Red Flag 4: Addresses Linked to Phishing Domains

Phishing remains one of the most effective attack vectors in the crypto space. Scammers create fake websites that closely mimic legitimate platforms, complete with professional designs, copied logos, and similar domain names. These phishing sites display wallet addresses controlled by the scammer, tricking users into sending funds or connecting their wallets.

Common phishing patterns include fake token sale websites, counterfeit exchange login pages, fraudulent wallet interfaces, and impostor project websites. The addresses displayed on these sites are scam addresses, and any funds sent to them are lost. Additionally, connecting your wallet to a phishing site can result in approval transactions that drain your wallet entirely.

These phishing campaigns are often promoted through social media ads, fake search engine results, compromised social media accounts, and spam emails. The scammers invest significantly in making these sites look authentic, making visual inspection alone unreliable.

What to do

Always verify website URLs carefully before interacting with them. Bookmark the official sites you use regularly. Use Crypto404 to scan any address before sending funds, as addresses associated with reported phishing sites will appear in community databases. If you encounter a phishing site, report both the domain and the associated addresses.

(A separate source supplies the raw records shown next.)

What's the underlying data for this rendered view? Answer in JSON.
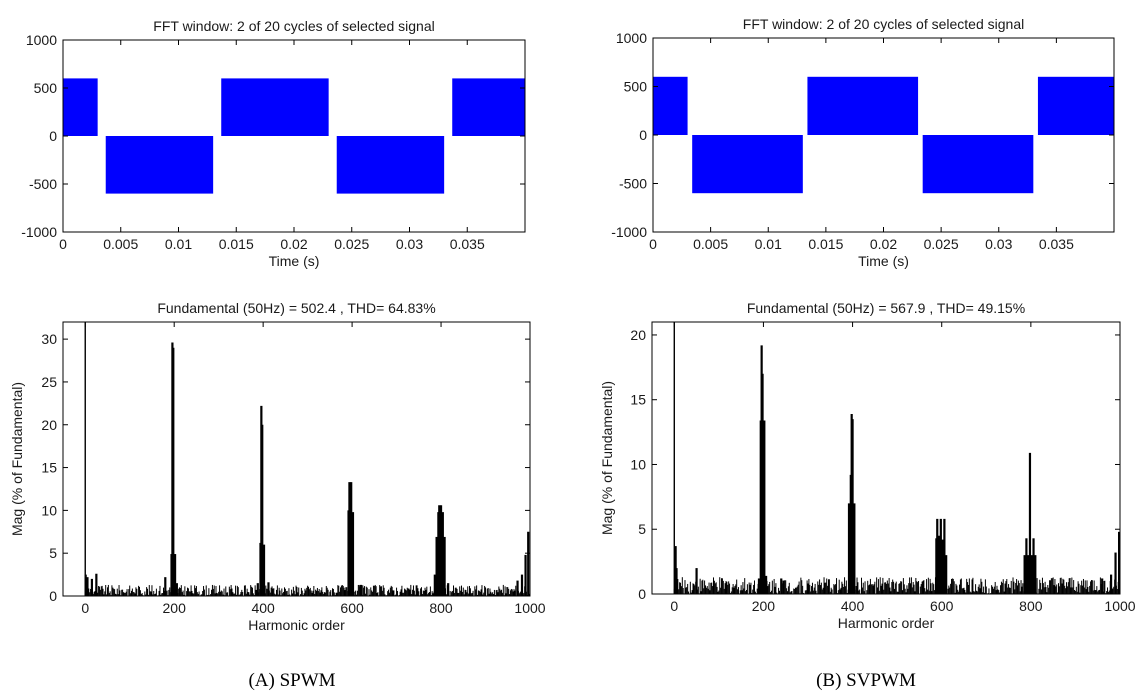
{
  "captions": {
    "left": "(A)   SPWM",
    "right": "(B) SVPWM"
  },
  "colors": {
    "waveform": "#0000ff",
    "spectrum": "#000000",
    "axes": "#000000"
  },
  "chart_data": [
    {
      "id": "spwm_time",
      "type": "area",
      "title": "FFT window: 2 of 20 cycles of selected signal",
      "xlabel": "Time (s)",
      "ylabel": "",
      "xlim": [
        0,
        0.04
      ],
      "ylim": [
        -1000,
        1000
      ],
      "xticks": [
        0,
        0.005,
        0.01,
        0.015,
        0.02,
        0.025,
        0.03,
        0.035
      ],
      "xtick_labels": [
        "0",
        "0.005",
        "0.01",
        "0.015",
        "0.02",
        "0.025",
        "0.03",
        "0.035"
      ],
      "yticks": [
        -1000,
        -500,
        0,
        500,
        1000
      ],
      "ytick_labels": [
        "-1000",
        "-500",
        "0",
        "500",
        "1000"
      ],
      "pulses": [
        {
          "start": 0,
          "end": 0.003,
          "value": 600
        },
        {
          "start": 0.0037,
          "end": 0.013,
          "value": -600
        },
        {
          "start": 0.0137,
          "end": 0.023,
          "value": 600
        },
        {
          "start": 0.0237,
          "end": 0.033,
          "value": -600
        },
        {
          "start": 0.0337,
          "end": 0.04,
          "value": 600
        }
      ]
    },
    {
      "id": "svpwm_time",
      "type": "area",
      "title": "FFT window: 2 of 20 cycles of selected signal",
      "xlabel": "Time (s)",
      "ylabel": "",
      "xlim": [
        0,
        0.04
      ],
      "ylim": [
        -1000,
        1000
      ],
      "xticks": [
        0,
        0.005,
        0.01,
        0.015,
        0.02,
        0.025,
        0.03,
        0.035
      ],
      "xtick_labels": [
        "0",
        "0.005",
        "0.01",
        "0.015",
        "0.02",
        "0.025",
        "0.03",
        "0.035"
      ],
      "yticks": [
        -1000,
        -500,
        0,
        500,
        1000
      ],
      "ytick_labels": [
        "-1000",
        "-500",
        "0",
        "500",
        "1000"
      ],
      "pulses": [
        {
          "start": 0,
          "end": 0.003,
          "value": 600
        },
        {
          "start": 0.0034,
          "end": 0.013,
          "value": -600
        },
        {
          "start": 0.0134,
          "end": 0.023,
          "value": 600
        },
        {
          "start": 0.0234,
          "end": 0.033,
          "value": -600
        },
        {
          "start": 0.0334,
          "end": 0.04,
          "value": 600
        }
      ]
    },
    {
      "id": "spwm_spectrum",
      "type": "bar",
      "title": "Fundamental (50Hz) = 502.4 , THD= 64.83%",
      "xlabel": "Harmonic order",
      "ylabel": "Mag (% of Fundamental)",
      "xlim": [
        -50,
        1000
      ],
      "ylim": [
        0,
        32
      ],
      "xticks": [
        0,
        200,
        400,
        600,
        800,
        1000
      ],
      "xtick_labels": [
        "0",
        "200",
        "400",
        "600",
        "800",
        "1000"
      ],
      "yticks": [
        0,
        5,
        10,
        15,
        20,
        25,
        30
      ],
      "ytick_labels": [
        "0",
        "5",
        "10",
        "15",
        "20",
        "25",
        "30"
      ],
      "fundamental_off_scale": true,
      "harmonics": [
        {
          "order": 1,
          "value": 2.5
        },
        {
          "order": 5,
          "value": 2.2
        },
        {
          "order": 15,
          "value": 2.0
        },
        {
          "order": 25,
          "value": 2.6
        },
        {
          "order": 180,
          "value": 2.2
        },
        {
          "order": 194,
          "value": 4.9
        },
        {
          "order": 196,
          "value": 29.6
        },
        {
          "order": 198,
          "value": 29.0
        },
        {
          "order": 202,
          "value": 4.9
        },
        {
          "order": 206,
          "value": 1.5
        },
        {
          "order": 388,
          "value": 1.5
        },
        {
          "order": 394,
          "value": 6.2
        },
        {
          "order": 396,
          "value": 22.2
        },
        {
          "order": 398,
          "value": 20.0
        },
        {
          "order": 402,
          "value": 6.0
        },
        {
          "order": 412,
          "value": 1.6
        },
        {
          "order": 592,
          "value": 10.0
        },
        {
          "order": 594,
          "value": 13.3
        },
        {
          "order": 598,
          "value": 13.3
        },
        {
          "order": 602,
          "value": 9.8
        },
        {
          "order": 620,
          "value": 1.3
        },
        {
          "order": 786,
          "value": 2.5
        },
        {
          "order": 790,
          "value": 6.9
        },
        {
          "order": 794,
          "value": 9.8
        },
        {
          "order": 796,
          "value": 10.6
        },
        {
          "order": 800,
          "value": 10.6
        },
        {
          "order": 804,
          "value": 9.8
        },
        {
          "order": 808,
          "value": 6.9
        },
        {
          "order": 816,
          "value": 1.5
        },
        {
          "order": 972,
          "value": 1.8
        },
        {
          "order": 982,
          "value": 2.5
        },
        {
          "order": 990,
          "value": 4.8
        },
        {
          "order": 996,
          "value": 7.5
        }
      ]
    },
    {
      "id": "svpwm_spectrum",
      "type": "bar",
      "title": "Fundamental (50Hz) = 567.9 , THD= 49.15%",
      "xlabel": "Harmonic order",
      "ylabel": "Mag (% of Fundamental)",
      "xlim": [
        -50,
        1000
      ],
      "ylim": [
        0,
        21
      ],
      "xticks": [
        0,
        200,
        400,
        600,
        800,
        1000
      ],
      "xtick_labels": [
        "0",
        "200",
        "400",
        "600",
        "800",
        "1000"
      ],
      "yticks": [
        0,
        5,
        10,
        15,
        20
      ],
      "ytick_labels": [
        "0",
        "5",
        "10",
        "15",
        "20"
      ],
      "fundamental_off_scale": true,
      "harmonics": [
        {
          "order": 3,
          "value": 3.7
        },
        {
          "order": 5,
          "value": 2.0
        },
        {
          "order": 50,
          "value": 2.0
        },
        {
          "order": 190,
          "value": 1.2
        },
        {
          "order": 194,
          "value": 13.4
        },
        {
          "order": 196,
          "value": 19.2
        },
        {
          "order": 198,
          "value": 17.0
        },
        {
          "order": 202,
          "value": 13.4
        },
        {
          "order": 206,
          "value": 1.4
        },
        {
          "order": 240,
          "value": 1.2
        },
        {
          "order": 392,
          "value": 7.0
        },
        {
          "order": 396,
          "value": 9.2
        },
        {
          "order": 398,
          "value": 13.9
        },
        {
          "order": 400,
          "value": 13.5
        },
        {
          "order": 404,
          "value": 7.0
        },
        {
          "order": 588,
          "value": 4.3
        },
        {
          "order": 590,
          "value": 5.8
        },
        {
          "order": 594,
          "value": 4.5
        },
        {
          "order": 598,
          "value": 5.8
        },
        {
          "order": 602,
          "value": 4.2
        },
        {
          "order": 606,
          "value": 5.8
        },
        {
          "order": 610,
          "value": 3.0
        },
        {
          "order": 786,
          "value": 3.0
        },
        {
          "order": 790,
          "value": 4.3
        },
        {
          "order": 794,
          "value": 3.0
        },
        {
          "order": 798,
          "value": 10.9
        },
        {
          "order": 802,
          "value": 3.0
        },
        {
          "order": 806,
          "value": 4.3
        },
        {
          "order": 810,
          "value": 3.0
        },
        {
          "order": 960,
          "value": 1.2
        },
        {
          "order": 980,
          "value": 1.5
        },
        {
          "order": 990,
          "value": 3.2
        },
        {
          "order": 998,
          "value": 4.8
        }
      ]
    }
  ]
}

Red Flag 5: Addresses Appearing in Crowdsourced Scam Databases

The crypto community has built several crowdsourced databases where users can report and check scam addresses. Platforms like ChainAbuse, BitcoinAbuse, and Crypto404's own reporting system aggregate reports from victims to create a collective defense against scammers.

If an address appears in one or more of these databases, it means at least one person has reported it as being involved in fraudulent activity. While individual reports should be evaluated critically, since false reports are possible, multiple independent reports about the same address are a very strong signal that the address is malicious.

Crypto404 integrates data from multiple community reporting platforms, including ChainAbuse, giving you access to a broad range of community intelligence in a single scan. The platform weighs the number and nature of reports to produce a risk assessment that reflects the collective knowledge of the crypto community.

What to do

Always scan addresses with Crypto404 before transacting. If an address has community reports against it, take them seriously. Read the details of the reports if available to understand the nature of the alleged scam. And importantly, contribute to the community's safety by reporting scam addresses you encounter through Crypto404's report feature.

How to Report Scam Addresses

If you have been scammed or have identified a scam address, reporting it helps protect others. You can report addresses directly through Crypto404's Report Address feature, which adds the information to our database and makes it available during future scans. Additionally, consider reporting to ChainAbuse, filing a complaint with the FBI's IC3 (Internet Crime Complaint Center), and alerting the relevant blockchain's community channels.